نوع مقاله : علمی - پژوهشی
1 دانشجوی دکتری، دانشگاه صنعتی شریف، تهران، ایران
2 استادیار، دانشگاه صنعتی شریف، تهران، ایران
عنوان مقاله [English]
This study explores multiple mathematical models for estimating house prices in Tehran, Iran. Estimation of house prices is vital from various perspectives. Estimated prices can be used in the planning, design, and construction of residential building projects. Based on the estimated future prices of residential units, investors and constructors can conduct an investment analysis and mitigate the risk of the financial failure of residential projects. Reducing the investment risk of residential projects can lead to jobs creation and economic growth. Several factors such as previous house prices, population changes, house construction costs, and seasonal effects can significantly affect house prices. In this research, first, the macro and microeconomic factors that affect house prices were reviewed, and relevant data were collected. The next step was data preparation and pre-processing. Then, the data was used to train several models using regression and time series analysis models, namely Autoregressive Integrated Moving Average and Vector Autoregression.
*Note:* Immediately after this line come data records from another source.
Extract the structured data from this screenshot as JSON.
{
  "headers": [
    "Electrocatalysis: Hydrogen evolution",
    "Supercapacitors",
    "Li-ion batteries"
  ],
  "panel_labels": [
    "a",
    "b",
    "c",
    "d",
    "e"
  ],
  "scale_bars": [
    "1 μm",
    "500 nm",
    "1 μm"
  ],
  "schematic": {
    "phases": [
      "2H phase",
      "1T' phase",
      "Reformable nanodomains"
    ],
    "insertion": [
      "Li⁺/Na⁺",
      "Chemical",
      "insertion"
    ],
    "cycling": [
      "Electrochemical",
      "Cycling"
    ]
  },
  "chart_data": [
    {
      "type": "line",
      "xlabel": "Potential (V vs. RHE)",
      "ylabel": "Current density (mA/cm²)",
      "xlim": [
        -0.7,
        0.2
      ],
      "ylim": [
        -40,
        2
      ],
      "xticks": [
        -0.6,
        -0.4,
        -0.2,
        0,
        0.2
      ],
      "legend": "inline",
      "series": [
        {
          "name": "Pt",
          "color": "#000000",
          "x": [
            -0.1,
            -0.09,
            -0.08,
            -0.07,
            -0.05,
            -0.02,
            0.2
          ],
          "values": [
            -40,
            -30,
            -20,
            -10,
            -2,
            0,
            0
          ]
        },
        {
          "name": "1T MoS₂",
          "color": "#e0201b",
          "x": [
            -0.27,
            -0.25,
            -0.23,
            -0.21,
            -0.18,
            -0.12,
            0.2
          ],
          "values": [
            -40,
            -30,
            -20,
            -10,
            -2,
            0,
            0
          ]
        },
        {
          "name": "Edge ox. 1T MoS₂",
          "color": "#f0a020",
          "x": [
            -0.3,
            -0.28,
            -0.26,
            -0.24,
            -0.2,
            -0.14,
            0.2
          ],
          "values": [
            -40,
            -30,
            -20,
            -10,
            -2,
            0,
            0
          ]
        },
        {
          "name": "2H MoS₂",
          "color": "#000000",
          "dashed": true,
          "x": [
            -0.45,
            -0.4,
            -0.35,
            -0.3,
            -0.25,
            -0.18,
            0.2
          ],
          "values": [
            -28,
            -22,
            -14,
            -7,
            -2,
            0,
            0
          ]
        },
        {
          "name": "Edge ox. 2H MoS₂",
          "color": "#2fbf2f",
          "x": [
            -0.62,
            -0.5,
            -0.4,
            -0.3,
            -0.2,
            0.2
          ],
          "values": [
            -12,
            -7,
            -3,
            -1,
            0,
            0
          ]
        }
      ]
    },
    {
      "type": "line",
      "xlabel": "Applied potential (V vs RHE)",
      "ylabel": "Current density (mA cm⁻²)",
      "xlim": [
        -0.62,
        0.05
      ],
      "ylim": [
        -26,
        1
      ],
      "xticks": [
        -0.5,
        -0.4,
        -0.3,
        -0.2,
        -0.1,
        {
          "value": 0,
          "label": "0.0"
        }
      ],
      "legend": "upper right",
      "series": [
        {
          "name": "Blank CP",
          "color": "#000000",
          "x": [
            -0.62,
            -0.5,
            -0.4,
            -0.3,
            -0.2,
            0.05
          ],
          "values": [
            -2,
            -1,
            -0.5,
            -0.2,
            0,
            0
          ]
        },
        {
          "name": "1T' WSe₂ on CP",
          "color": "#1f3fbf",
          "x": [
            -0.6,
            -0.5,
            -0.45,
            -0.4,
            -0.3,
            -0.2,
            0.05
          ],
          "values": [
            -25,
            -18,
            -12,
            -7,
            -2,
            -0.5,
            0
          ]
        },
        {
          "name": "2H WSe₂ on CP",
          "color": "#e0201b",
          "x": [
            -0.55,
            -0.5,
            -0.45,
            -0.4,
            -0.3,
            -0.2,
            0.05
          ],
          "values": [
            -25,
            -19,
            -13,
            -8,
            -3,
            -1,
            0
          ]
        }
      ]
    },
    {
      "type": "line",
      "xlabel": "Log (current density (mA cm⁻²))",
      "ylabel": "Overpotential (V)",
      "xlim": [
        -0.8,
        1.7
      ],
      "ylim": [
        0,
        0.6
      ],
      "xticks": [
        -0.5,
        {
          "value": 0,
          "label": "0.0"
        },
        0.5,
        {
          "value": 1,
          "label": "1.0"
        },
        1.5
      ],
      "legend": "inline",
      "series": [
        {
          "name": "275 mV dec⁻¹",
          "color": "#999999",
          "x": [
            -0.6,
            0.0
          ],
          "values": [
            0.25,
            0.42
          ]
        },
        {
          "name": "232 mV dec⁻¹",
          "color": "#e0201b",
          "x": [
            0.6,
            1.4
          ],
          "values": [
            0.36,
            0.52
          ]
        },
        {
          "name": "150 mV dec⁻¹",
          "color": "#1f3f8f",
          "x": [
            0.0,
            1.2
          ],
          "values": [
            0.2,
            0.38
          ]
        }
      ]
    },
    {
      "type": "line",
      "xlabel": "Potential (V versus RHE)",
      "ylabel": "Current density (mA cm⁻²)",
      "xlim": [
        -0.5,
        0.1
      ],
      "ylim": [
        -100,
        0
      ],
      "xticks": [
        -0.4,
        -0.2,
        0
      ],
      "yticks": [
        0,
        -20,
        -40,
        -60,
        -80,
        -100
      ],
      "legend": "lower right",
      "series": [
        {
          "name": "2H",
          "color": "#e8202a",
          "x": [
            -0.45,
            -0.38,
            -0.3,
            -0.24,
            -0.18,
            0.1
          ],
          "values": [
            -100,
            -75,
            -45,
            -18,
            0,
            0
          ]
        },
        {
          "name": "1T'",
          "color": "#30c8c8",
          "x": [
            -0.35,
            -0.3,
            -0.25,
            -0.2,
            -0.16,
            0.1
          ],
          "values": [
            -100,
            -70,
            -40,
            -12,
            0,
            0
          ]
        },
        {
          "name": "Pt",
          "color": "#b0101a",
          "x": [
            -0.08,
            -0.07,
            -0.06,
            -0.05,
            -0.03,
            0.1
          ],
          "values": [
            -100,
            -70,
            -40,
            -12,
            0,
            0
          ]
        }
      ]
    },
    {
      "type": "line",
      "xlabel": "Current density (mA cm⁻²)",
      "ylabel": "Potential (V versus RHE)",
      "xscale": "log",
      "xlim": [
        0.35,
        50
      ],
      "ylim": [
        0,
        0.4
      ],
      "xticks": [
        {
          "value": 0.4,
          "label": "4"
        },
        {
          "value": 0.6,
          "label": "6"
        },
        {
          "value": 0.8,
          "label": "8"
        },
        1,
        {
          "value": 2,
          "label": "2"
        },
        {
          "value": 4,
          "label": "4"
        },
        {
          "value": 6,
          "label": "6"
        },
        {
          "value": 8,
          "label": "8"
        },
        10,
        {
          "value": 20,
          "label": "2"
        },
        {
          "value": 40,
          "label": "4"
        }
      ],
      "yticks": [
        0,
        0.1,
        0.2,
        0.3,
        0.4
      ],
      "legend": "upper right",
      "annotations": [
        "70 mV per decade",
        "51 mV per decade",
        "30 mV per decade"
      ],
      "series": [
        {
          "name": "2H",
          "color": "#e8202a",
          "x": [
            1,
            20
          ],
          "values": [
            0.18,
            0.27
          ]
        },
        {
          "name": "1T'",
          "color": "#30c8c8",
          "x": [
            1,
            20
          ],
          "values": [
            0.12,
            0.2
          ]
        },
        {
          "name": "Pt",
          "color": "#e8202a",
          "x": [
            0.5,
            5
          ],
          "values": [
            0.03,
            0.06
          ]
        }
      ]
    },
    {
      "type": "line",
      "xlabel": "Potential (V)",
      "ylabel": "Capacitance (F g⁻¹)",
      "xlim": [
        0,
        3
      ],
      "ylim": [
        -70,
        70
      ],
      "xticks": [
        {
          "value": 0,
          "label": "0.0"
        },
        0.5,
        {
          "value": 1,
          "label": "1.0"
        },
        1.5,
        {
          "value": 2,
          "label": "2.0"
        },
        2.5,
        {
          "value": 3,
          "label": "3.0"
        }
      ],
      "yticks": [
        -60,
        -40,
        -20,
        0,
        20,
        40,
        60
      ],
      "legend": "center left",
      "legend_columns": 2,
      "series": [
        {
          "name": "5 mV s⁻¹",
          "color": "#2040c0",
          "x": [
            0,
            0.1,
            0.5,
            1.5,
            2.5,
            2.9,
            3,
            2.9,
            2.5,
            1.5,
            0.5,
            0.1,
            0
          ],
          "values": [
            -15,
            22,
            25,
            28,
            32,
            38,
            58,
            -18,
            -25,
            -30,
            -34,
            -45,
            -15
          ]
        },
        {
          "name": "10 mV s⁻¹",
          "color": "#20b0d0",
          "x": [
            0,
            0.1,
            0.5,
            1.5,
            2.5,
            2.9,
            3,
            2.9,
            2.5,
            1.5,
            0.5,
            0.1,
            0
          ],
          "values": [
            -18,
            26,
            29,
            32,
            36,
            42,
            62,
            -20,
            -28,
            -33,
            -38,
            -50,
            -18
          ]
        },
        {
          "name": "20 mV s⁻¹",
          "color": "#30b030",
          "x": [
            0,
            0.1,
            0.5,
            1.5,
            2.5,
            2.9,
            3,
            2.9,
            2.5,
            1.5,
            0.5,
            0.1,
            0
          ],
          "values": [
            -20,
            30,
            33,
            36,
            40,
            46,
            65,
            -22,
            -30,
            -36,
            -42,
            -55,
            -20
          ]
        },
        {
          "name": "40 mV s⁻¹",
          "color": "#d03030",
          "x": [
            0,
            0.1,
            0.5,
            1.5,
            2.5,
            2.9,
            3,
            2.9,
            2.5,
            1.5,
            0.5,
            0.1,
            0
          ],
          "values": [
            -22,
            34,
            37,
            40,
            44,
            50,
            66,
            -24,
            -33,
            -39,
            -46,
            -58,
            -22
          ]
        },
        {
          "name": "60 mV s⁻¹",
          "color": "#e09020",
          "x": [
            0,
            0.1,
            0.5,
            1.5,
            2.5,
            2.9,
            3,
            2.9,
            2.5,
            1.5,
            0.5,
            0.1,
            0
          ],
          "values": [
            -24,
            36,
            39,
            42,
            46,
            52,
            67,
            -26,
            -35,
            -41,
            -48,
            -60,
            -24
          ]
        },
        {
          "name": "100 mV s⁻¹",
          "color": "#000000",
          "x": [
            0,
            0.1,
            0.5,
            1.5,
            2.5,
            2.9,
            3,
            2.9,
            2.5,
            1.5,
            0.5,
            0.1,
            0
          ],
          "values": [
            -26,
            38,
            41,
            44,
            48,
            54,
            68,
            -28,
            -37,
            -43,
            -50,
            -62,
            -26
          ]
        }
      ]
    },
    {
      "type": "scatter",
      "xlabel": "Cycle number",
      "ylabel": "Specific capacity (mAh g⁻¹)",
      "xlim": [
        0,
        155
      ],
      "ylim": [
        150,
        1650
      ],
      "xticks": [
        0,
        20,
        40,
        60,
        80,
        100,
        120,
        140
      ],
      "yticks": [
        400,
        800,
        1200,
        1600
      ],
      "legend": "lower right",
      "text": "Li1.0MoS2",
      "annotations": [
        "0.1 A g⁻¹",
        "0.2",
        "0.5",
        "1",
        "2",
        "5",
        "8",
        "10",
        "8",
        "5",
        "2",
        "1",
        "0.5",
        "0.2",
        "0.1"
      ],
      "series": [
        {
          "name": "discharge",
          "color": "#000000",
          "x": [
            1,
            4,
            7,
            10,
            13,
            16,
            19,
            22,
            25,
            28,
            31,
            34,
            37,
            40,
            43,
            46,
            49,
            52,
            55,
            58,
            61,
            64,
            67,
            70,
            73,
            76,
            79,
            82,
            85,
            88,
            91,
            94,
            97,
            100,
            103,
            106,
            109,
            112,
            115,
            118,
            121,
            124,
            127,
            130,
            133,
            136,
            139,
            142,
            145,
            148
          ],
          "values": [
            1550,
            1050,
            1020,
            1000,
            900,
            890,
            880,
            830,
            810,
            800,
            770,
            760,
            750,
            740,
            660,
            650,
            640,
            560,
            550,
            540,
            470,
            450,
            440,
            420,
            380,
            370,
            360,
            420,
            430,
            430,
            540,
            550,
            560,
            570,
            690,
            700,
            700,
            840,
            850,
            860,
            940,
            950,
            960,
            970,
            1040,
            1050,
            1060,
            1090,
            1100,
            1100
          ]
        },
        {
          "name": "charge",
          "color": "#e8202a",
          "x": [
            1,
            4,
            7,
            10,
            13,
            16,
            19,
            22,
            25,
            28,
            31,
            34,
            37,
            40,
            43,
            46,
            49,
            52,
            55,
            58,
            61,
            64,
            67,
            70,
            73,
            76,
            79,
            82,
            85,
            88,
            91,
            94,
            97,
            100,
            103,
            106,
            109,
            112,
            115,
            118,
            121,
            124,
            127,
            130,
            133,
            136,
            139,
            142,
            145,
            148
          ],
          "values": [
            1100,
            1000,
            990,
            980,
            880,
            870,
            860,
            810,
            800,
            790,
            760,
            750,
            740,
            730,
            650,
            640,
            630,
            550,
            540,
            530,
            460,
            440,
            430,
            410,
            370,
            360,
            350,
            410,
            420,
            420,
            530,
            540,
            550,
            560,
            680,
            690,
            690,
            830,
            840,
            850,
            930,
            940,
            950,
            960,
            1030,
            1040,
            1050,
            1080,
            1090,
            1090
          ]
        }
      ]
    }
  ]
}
The current house prices can be estimated using the regression model based on a set of independent variables such as the age of the building. The ARIMA model receives the output of the regression model and estimate house price in the subsequent year. Alternatively, the Vector Autoregression model can be used independently to estimate future prices. To compare the performance of the models, their error was measured by two methods: Mean Absolute Percentage Error and Relative Standard Error. The error of the Autoregression model is less than the combination of regression and ARIMA models because in the Autoregression model, the effect of independent variables is directly applied in the model. The models developed in this research can help decision-makers, investors, developers, homebuyers, and financial institutes obtain appropriately estimated prices and make informed decisions in construction projects.